It’s hard to categorise a film like The Erotic Films of Peter de Rome, released by the BFI for the first time on DVD in 2012, to coincide with the LLGFF.
British born, underground gay filmmaker, Peter de Rome was making erotic, gay, Super 8 films in his adopted home city of New York for much of the late 1960’s and early 1970’s. Made mostly for his, and his friends, own titillation, it was at the behest of pioneering producer Jack Deveau who saw one of the said films, that de Rome was persuaded to gather together eight of the movie shorts, blow them up to 16mm, and release them under the collective title The Erotic Films of Peter de Rome, to instant critical and public acclaim.

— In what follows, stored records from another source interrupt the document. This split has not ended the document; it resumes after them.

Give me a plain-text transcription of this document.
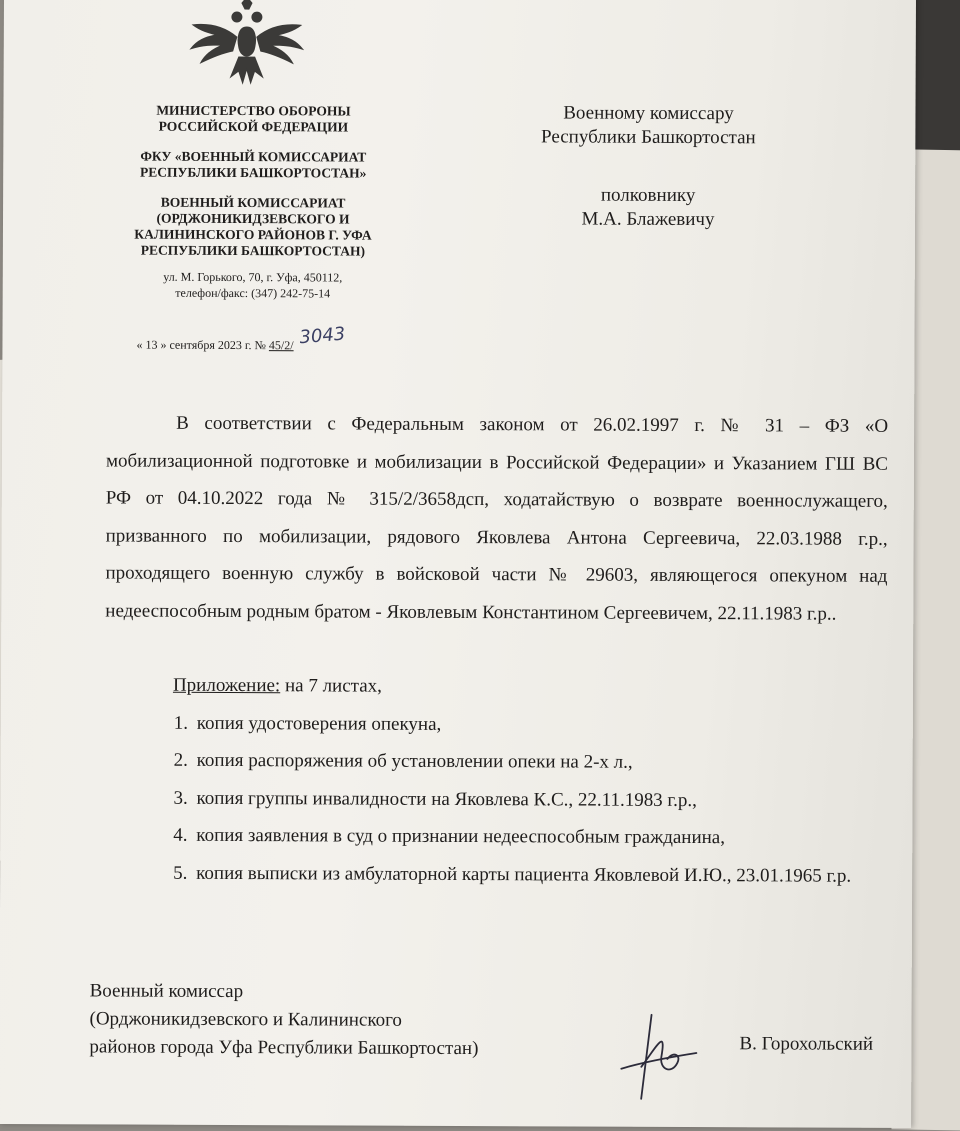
МИНИСТЕРСТВО ОБОРОНЫ
РОССИЙСКОЙ ФЕДЕРАЦИИ
ФКУ «ВОЕННЫЙ КОМИССАРИАТ
РЕСПУБЛИКИ БАШКОРТОСТАН»
ВОЕННЫЙ КОМИССАРИАТ
(ОРДЖОНИКИДЗЕВСКОГО И
КАЛИНИНСКОГО РАЙОНОВ Г. УФА
РЕСПУБЛИКИ БАШКОРТОСТАН)
ул. М. Горького, 70, г. Уфа, 450112,
телефон/факс: (347) 242-75-14
« 13 » сентября 2023 г. № 45/2/ 3043
Военному комиссару
Республики Башкортостан
полковнику
М.А. Блажевичу

В соответствии с Федеральным законом от 26.02.1997 г. № 31 – ФЗ «О мобилизационной подготовке и мобилизации в Российской Федерации» и Указанием ГШ ВС РФ от 04.10.2022 года № 315/2/3658дсп, ходатайствую о возврате военнослужащего, призванного по мобилизации, рядового Яковлева Антона Сергеевича, 22.03.1988 г.р., проходящего военную службу в войсковой части № 29603, являющегося опекуном над недееспособным родным братом - Яковлевым Константином Сергеевичем, 22.11.1983 г.р..

Приложение: на 7 листах,
1. копия удостоверения опекуна,
2. копия распоряжения об установлении опеки на 2-х л.,
3. копия группы инвалидности на Яковлева К.С., 22.11.1983 г.р.,
4. копия заявления в суд о признании недееспособным гражданина,
5. копия выписки из амбулаторной карты пациента Яковлевой И.Ю., 23.01.1965 г.р.
Военный комиссар
(Орджоникидзевского и Калининского
районов города Уфа Республики Башкортостан)	В. Горохольский
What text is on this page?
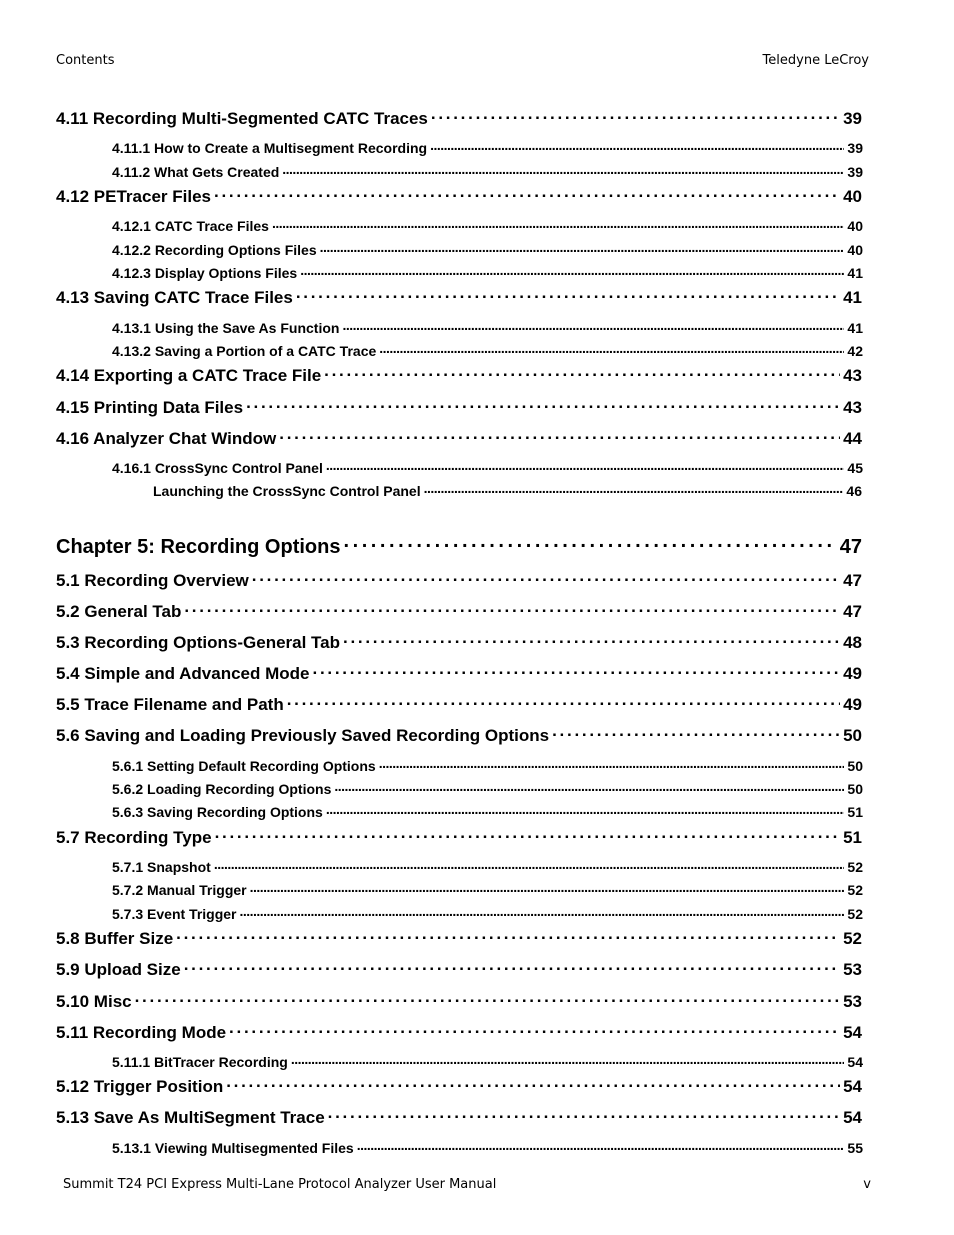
Contents	Teledyne LeCroy
4.11 Recording Multi-Segmented CATC Traces . . .	39
4.11.1 How to Create a Multisegment Recording . . .	39
4.11.2 What Gets Created . . .	39
4.12 PETracer Files . . .	40
4.12.1 CATC Trace Files . . .	40
4.12.2 Recording Options Files . . .	40
4.12.3 Display Options Files . . .	41
4.13 Saving CATC Trace Files . . .	41
4.13.1 Using the Save As Function . . .	41
4.13.2 Saving a Portion of a CATC Trace . . .	42
4.14 Exporting a CATC Trace File . . .	43
4.15 Printing Data Files . . .	43
4.16 Analyzer Chat Window . . .	44
4.16.1 CrossSync Control Panel . . .	45
Launching the CrossSync Control Panel . . .	46
Chapter 5: Recording Options . . .	47
5.1 Recording Overview . . .	47
5.2 General Tab . . .	47
5.3 Recording Options-General Tab . . .	48
5.4 Simple and Advanced Mode . . .	49
5.5 Trace Filename and Path . . .	49
5.6 Saving and Loading Previously Saved Recording Options . . .	50
5.6.1 Setting Default Recording Options . . .	50
5.6.2 Loading Recording Options . . .	50
5.6.3 Saving Recording Options . . .	51
5.7 Recording Type . . .	51
5.7.1 Snapshot . . .	52
5.7.2 Manual Trigger . . .	52
5.7.3 Event Trigger . . .	52
5.8 Buffer Size . . .	52
5.9 Upload Size . . .	53
5.10 Misc . . .	53
5.11 Recording Mode . . .	54
5.11.1 BitTracer Recording . . .	54
5.12 Trigger Position . . .	54
5.13 Save As MultiSegment Trace . . .	54
5.13.1 Viewing Multisegmented Files . . .	55
Summit T24 PCI Express Multi-Lane Protocol Analyzer User Manual	v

Watching the films which make up what is now considered as a classic in gay cinema, you can’t help but be caught between two stools. On the one hand you have what appears as little more than home movies of various nubile young men pleasuring themselves, and each other, for the camera in a collection of often bizarre situations. They could however, also be viewed as beautiful snapshots of a surreal imagination, as much there to depict the exploration of the male body and identity as for any means of erotic arousal.
Shot in such diverse locations as Fire Island, New York and Kew Gardens, London, some of the film’s such as the dreamlike Double Exposure (1969), where a young man is enticed into an empty beach house to watch a mirror image of himself taking pleasure in a series of erotic acts, could, at a stretch, be considered as diverting examples of art house cinema. However such undeniably beautiful voyeuristic trips are sullied by the equally pornographic base level of others like Prometheus (1972) with its gang rape finale.
What saves this DVD release from being just a collection of gay porn masquerading under the misconception that it is ‘serious art’, is the accompanying documentary Fragments: the incomplete Films of Peter de Rome (2011). This interview with de Rome, now in his 80’s, during which he discusses how he became involved in film making, and specifically gay erotica, is fascinating, kept lively by a man who in the end appears more interesting than much of his work.